On May 1, 1975, a series of deregulations would change Wall Street forever. The switcheroo, known as May Day, saw negotiated commissions replace fixed-rate ones. This meant that splitting commissions between Detroit traders and those from out of town became redundant. There was no longer enough money to be made by keeping things running in Detroit.

And with that, the exchange voted unanimously in May 1976 to dissolve — and memory and knowledge of the once-storied institution soon dissolved with it.

But forgotten pieces of the stock exchange still exist today.

The most memorable thing on the old Detroit Stock Exchange Building on Jefferson was a stunning Art Deco relief carved by Emil Siebern of New York that featured King Croesus flanked by a wrestling bull and a bear — the traditional symbols of strong and weak markets.

King who? Croesus (pronounced KREE-sus) was the king of Lydia, in modern-day Turkey, way back in 560-547 BC. His wealth was said to be so vast, it inspired the saying “as rich as Croesus.” The story goes, his wealth came from the sands along the River Pactolus, which is where King Midas — he of “the golden touch” fame — is said to have washed his hands to rid himself of his affliction.

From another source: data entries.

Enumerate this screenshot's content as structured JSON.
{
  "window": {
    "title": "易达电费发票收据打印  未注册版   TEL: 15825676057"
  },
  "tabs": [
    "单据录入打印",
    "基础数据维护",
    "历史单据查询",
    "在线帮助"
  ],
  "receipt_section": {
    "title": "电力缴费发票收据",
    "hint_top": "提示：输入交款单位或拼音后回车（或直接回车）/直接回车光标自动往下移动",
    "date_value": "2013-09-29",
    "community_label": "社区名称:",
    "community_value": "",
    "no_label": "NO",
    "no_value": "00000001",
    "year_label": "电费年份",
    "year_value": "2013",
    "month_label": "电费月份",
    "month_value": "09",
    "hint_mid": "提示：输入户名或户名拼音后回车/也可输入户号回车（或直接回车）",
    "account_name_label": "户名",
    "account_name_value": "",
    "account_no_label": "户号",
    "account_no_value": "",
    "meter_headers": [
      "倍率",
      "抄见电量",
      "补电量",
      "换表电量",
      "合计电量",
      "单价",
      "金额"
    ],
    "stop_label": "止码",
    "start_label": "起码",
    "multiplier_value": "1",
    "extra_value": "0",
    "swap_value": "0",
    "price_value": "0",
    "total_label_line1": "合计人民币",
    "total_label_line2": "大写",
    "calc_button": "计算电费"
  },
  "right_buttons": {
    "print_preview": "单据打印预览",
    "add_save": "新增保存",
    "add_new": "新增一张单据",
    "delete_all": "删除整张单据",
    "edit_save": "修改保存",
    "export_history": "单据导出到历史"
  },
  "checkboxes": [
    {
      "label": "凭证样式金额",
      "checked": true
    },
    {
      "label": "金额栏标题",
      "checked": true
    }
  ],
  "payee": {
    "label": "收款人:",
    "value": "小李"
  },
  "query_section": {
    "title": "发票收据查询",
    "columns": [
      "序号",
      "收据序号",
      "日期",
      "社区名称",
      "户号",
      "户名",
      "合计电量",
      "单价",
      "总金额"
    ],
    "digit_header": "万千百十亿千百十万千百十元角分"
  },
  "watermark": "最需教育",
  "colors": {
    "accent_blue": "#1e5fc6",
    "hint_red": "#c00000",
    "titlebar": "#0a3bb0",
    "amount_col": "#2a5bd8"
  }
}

When the building was reduced to rubble in 1983, some of the intricate Art Deco stone panels were saved, including the massive bas relief that once stood over its main entrance.

Today, visitors to 150 W. Jefferson can see the bull and bear, still entwined in battle. Sadly, Croesus didn’t survive.

Some of the other panels that once ringed the door are on display in the elevator lobbies of Miller Canfield, which occupies the upper floors of 150 W. Jefferson.